Revision as of 02:34, 22 June 2007

IAG 1H POW # 6: Linear Nim

Word.PNGA Microsoft Word version of this work is available here: Image:Linear_Nim.doc

Pdf.jpgA PDF version of this work is available here: Image:Linear Nim.pdf


Contents

Instructions

Problem Statement

Not necessary to do.

Process (Playing)

I started playing Linear Nim with Michael Lewis. We started out just playing to try and find strategies. Our tallies are recorded below:

On my first try, I played going first and picking 3. Bad idea, I thought at first, I would always loose, but now I am thinking differently. Of course if the other person picks 3, I am left with 4. I later found out that was a bad idea. Picking 3 first is a bad idea because if the other player picks 3, your stuck with 4.

On my 2nd try, I started first at 2 and won. Later on, I found out that I should start with 2 going first. I figured out that I should stick my opponent with 4, and later I found out that it is equal to (maximum per turn)+1. This is sort of a interim goal where if you meet this goal you will win. I think you are able to think easier when you are dealing with less numbers. I won this game by playing the strategy mentioned in the solution.

On the 3rd try, I let my opponent go first. He picked 3 which was the mistake I made on my 1st turn. I ended up winning.

On the fourth try, I tried to pick 1 first. I lost by being stuck with 4. I could have won by watching more closely. If my opponent picks 1 on his first turn there are 8 lines left. If I pick 1, my opponent picks 1, I can pick 1, 2, or 3. Either way my opponent picks the opposite (you 1-he 3) or [(maximum per turn)-(his pick)+1] and it’s my choice with 4 left. He wins. If he picks 2, I can pick 3, and he picks with 4 and looses. If he picks 3, then I can pick 2, and leave him with 4. Therefore, picking 1 first lets your opponent control your fate.

The fifth time around I developed the winning strategy. See below.

I did not do anymore playing where I don’t go first, because I found my answer.

Work

Linear Nim - Work.jpg

Solution (of original)

I found out in my 5th term the winning strategy for the original game. If I went first, and picked 2, I could win. If my opponent picked 3, thin I would pick 1 on my next term. There would be 4 left and it would be his turn. If it’s your turn and you have 4 (maximum per turn)+1) left, you lose. Now when I picked 2 first, and my opponent picks 2, I would take 2 also to leave him with 4. If he takes 1, I take 3 and He is again left with 4. This is my strategy.

If the other person goes first, hope they won’t pick 2, if so, your done.
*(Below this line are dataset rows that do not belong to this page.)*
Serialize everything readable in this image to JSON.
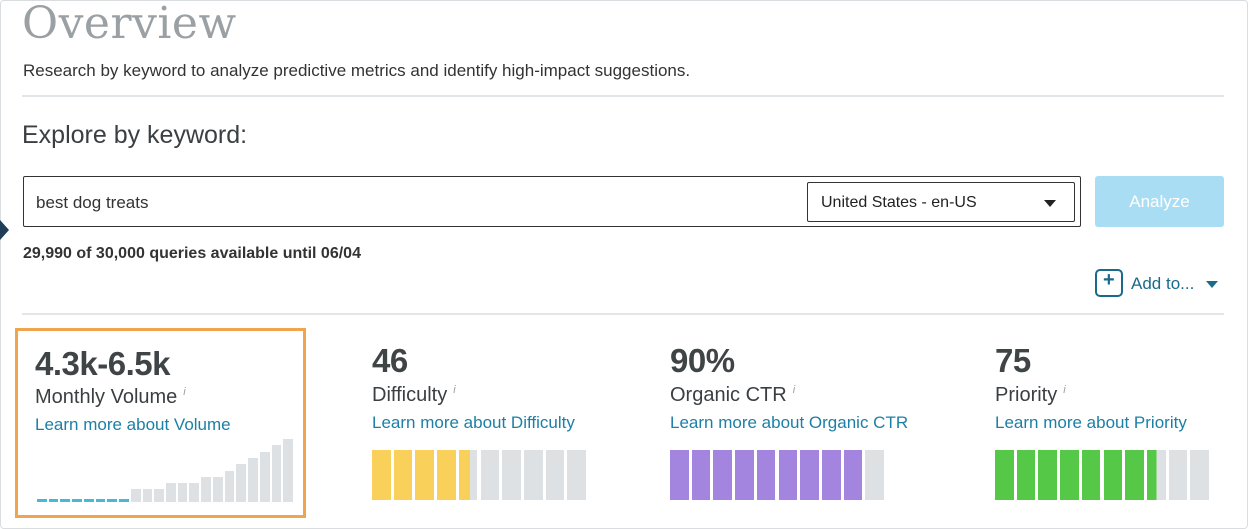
{
  "header": {
    "title": "Overview",
    "subtitle": "Research by keyword to analyze predictive metrics and identify high-impact suggestions."
  },
  "explore": {
    "label": "Explore by keyword:",
    "keyword_value": "best dog treats",
    "locale_selected": "United States - en-US",
    "analyze_label": "Analyze",
    "quota_text": "29,990 of 30,000 queries available until 06/04"
  },
  "actions": {
    "add_to_label": "Add to...",
    "add_icon": "plus-icon",
    "caret_icon": "chevron-down-icon"
  },
  "metrics": [
    {
      "value": "4.3k-6.5k",
      "label": "Monthly Volume",
      "info": "i",
      "link": "Learn more about Volume",
      "chart": {
        "type": "bar",
        "filled_count": 8,
        "values": [
          1,
          1,
          1,
          1,
          1,
          1,
          1,
          1,
          2,
          2,
          2,
          3,
          3,
          3,
          4,
          4,
          5,
          6,
          7,
          8,
          9,
          10
        ]
      },
      "selected": true
    },
    {
      "value": "46",
      "label": "Difficulty",
      "info": "i",
      "link": "Learn more about Difficulty",
      "chart": {
        "type": "segments",
        "total": 10,
        "filled": 4.6
      }
    },
    {
      "value": "90%",
      "label": "Organic CTR",
      "info": "i",
      "link": "Learn more about Organic CTR",
      "chart": {
        "type": "segments",
        "total": 10,
        "filled": 9
      }
    },
    {
      "value": "75",
      "label": "Priority",
      "info": "i",
      "link": "Learn more about Priority",
      "chart": {
        "type": "segments",
        "total": 10,
        "filled": 7.5
      }
    }
  ],
  "colors": {
    "volume_filled": "#45b9d8",
    "volume_empty": "#dde1e3",
    "difficulty": "#f9d05a",
    "organic_ctr": "#a385e0",
    "priority": "#55c947",
    "empty_segment": "#dde1e3",
    "link": "#1c7fa6",
    "selected_border": "#f0a44e",
    "analyze_button": "#a9ddf3"
  }
}
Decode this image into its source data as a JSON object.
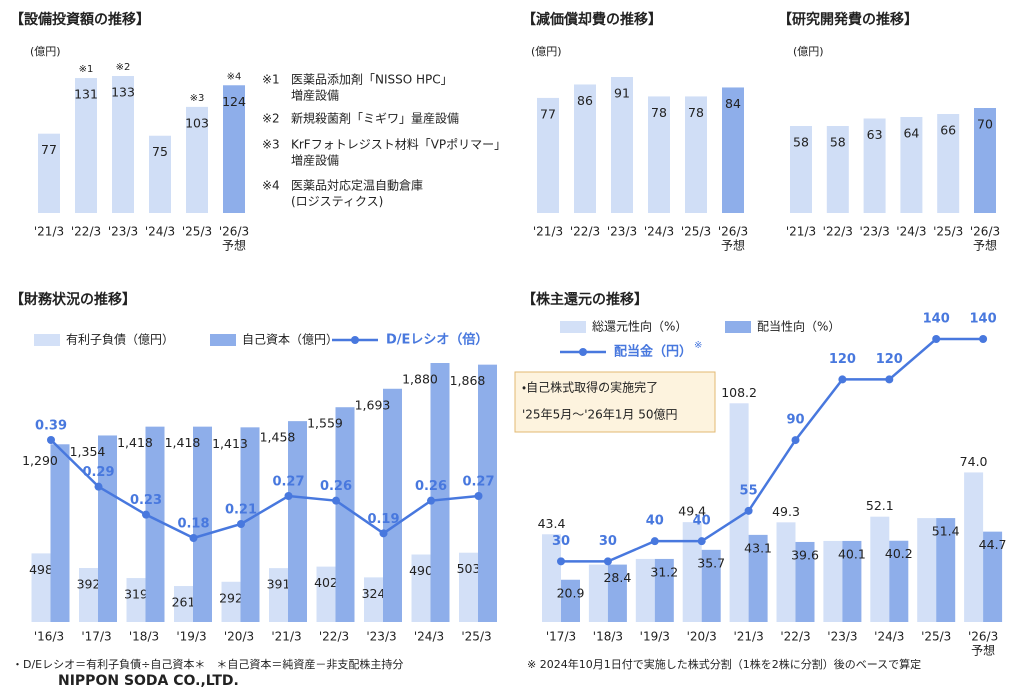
{
  "chart_data": [
    {
      "type": "bar",
      "title": "【設備投資額の推移】",
      "unit_label": "(億円)",
      "categories": [
        "'21/3",
        "'22/3",
        "'23/3",
        "'24/3",
        "'25/3",
        [
          "'26/3",
          "予想"
        ]
      ],
      "values": [
        77,
        131,
        133,
        75,
        103,
        124
      ],
      "colors": [
        "#d0def6",
        "#d0def6",
        "#d0def6",
        "#d0def6",
        "#d0def6",
        "#8eaeea"
      ],
      "bar_notes": [
        null,
        "※1",
        "※2",
        null,
        "※3",
        "※4"
      ],
      "notes": [
        {
          "mark": "※1",
          "text": [
            "医薬品添加剤「NISSO HPC」",
            "増産設備"
          ]
        },
        {
          "mark": "※2",
          "text": [
            "新規殺菌剤「ミギワ」量産設備"
          ]
        },
        {
          "mark": "※3",
          "text": [
            "KrFフォトレジスト材料「VPポリマー」",
            "増産設備"
          ]
        },
        {
          "mark": "※4",
          "text": [
            "医薬品対応定温自動倉庫",
            "(ロジスティクス)"
          ]
        }
      ]
    },
    {
      "type": "bar",
      "title": "【減価償却費の推移】",
      "unit_label": "(億円)",
      "categories": [
        "'21/3",
        "'22/3",
        "'23/3",
        "'24/3",
        "'25/3",
        [
          "'26/3",
          "予想"
        ]
      ],
      "values": [
        77,
        86,
        91,
        78,
        78,
        84
      ],
      "colors": [
        "#d0def6",
        "#d0def6",
        "#d0def6",
        "#d0def6",
        "#d0def6",
        "#8eaeea"
      ]
    },
    {
      "type": "bar",
      "title": "【研究開発費の推移】",
      "unit_label": "(億円)",
      "categories": [
        "'21/3",
        "'22/3",
        "'23/3",
        "'24/3",
        "'25/3",
        [
          "'26/3",
          "予想"
        ]
      ],
      "values": [
        58,
        58,
        63,
        64,
        66,
        70
      ],
      "colors": [
        "#d0def6",
        "#d0def6",
        "#d0def6",
        "#d0def6",
        "#d0def6",
        "#8eaeea"
      ]
    },
    {
      "type": "combo",
      "title": "【財務状況の推移】",
      "categories": [
        "'16/3",
        "'17/3",
        "'18/3",
        "'19/3",
        "'20/3",
        "'21/3",
        "'22/3",
        "'23/3",
        "'24/3",
        "'25/3"
      ],
      "series": [
        {
          "name": "有利子負債（億円）",
          "type": "bar",
          "color": "#d3e0f7",
          "values": [
            498,
            392,
            319,
            261,
            292,
            391,
            402,
            324,
            490,
            503
          ]
        },
        {
          "name": "自己資本（億円）",
          "type": "bar",
          "color": "#8eaeea",
          "values": [
            1290,
            1354,
            1418,
            1418,
            1413,
            1458,
            1559,
            1693,
            1880,
            1868
          ],
          "value_labels": [
            "1,290",
            "1,354",
            "1,418",
            "1,418",
            "1,413",
            "1,458",
            "1,559",
            "1,693",
            "1,880",
            "1,868"
          ]
        },
        {
          "name": "D/Eレシオ（倍）",
          "type": "line",
          "axis": "y2",
          "color": "#4878de",
          "values": [
            0.39,
            0.29,
            0.23,
            0.18,
            0.21,
            0.27,
            0.26,
            0.19,
            0.26,
            0.27
          ]
        }
      ],
      "footnote": "・D/Eレシオ＝有利子負債÷自己資本＊　＊自己資本＝純資産－非支配株主持分"
    },
    {
      "type": "combo",
      "title": "【株主還元の推移】",
      "categories": [
        "'17/3",
        "'18/3",
        "'19/3",
        "'20/3",
        "'21/3",
        "'22/3",
        "'23/3",
        "'24/3",
        "'25/3",
        [
          "'26/3",
          "予想"
        ]
      ],
      "series": [
        {
          "name": "総還元性向（%）",
          "type": "bar",
          "color": "#d3e0f7",
          "values": [
            43.4,
            28.4,
            31.2,
            49.4,
            108.2,
            49.3,
            40.1,
            52.1,
            51.4,
            74.0
          ],
          "value_labels": [
            "43.4",
            null,
            null,
            "49.4",
            "108.2",
            "49.3",
            null,
            "52.1",
            null,
            "74.0"
          ]
        },
        {
          "name": "配当性向（%）",
          "type": "bar",
          "color": "#8eaeea",
          "values": [
            20.9,
            28.4,
            31.2,
            35.7,
            43.1,
            39.6,
            40.1,
            40.2,
            51.4,
            44.7
          ]
        },
        {
          "name": "配当金（円）",
          "name_note": "※",
          "type": "line",
          "color": "#4878de",
          "values": [
            30,
            30,
            40,
            40,
            55,
            90,
            120,
            120,
            140,
            140
          ]
        }
      ],
      "annotation": [
        "・自己株式取得の実施完了",
        "'25年5月～'26年1月 50億円"
      ],
      "footnote": "※ 2024年10月1日付で実施した株式分割（1株を2株に分割）後のベースで算定"
    }
  ],
  "company": "NIPPON SODA CO.,LTD."
}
If he picks 1 first, pick 2, or 3 and you might lose. If he picks 3, pick 3 and force him with 4.


Extension (Generalizations)

I am also seeing a pattern that leaving him with 4 [(maximum per turn)+1] requires I can also leave him with 8, which happens to be [2x(maximum per turn+1)] When I start at 10, I need to take 2 to get him to [2x(maximum per turn+1)]. I did not know that at the time, so we tried playing with 15 marks and keeping 3 at a time. I found that if you got the game down to 10 and your turn, it is just like playing the original game. I now also know that if I got him down to picking from 8 [2x(maximum per turn+1)] and my turn, I could also win. I suppose this will also work with all variations of X: [X*(maximum per turn+1)] in all variations of liner nim. I can also try and get him to 12 [3x(maximum per turn+1)], by going first and taking 3. I can now know that if I can go first, I will always win, unless [X*(maximum per turn+1)] is the starting number, where I would want him to go first.. This is because I can always take (initial number)-[X*(maximum per turn+1)], and catch him in a loop picking the opposite of what he picks, which equals, [(maximum per turn)-(his pick)+1].

I found out that trapping people at 4 was the same as (maximum per turn)+1 when I to increased the maximum per turn to 4 and played with the initial number of 10. I ended up winning, however it would have been better to have known the strategy above.

Faux Program

If initial number equals [X*(maximum per turn+1)];

Then

Label A

Have Partner Go

Take (maximum per turn)-(his pick)+1

Goto A

Else

Go First

Take (initial number)-[X*(maximum per turn+1)

Have Partner Go

Take (maximum per turn)-(his pick)+1

Goto A

During Problem: X is equal to the number closest to < (initial number)

Evaluation

Not necessary to do.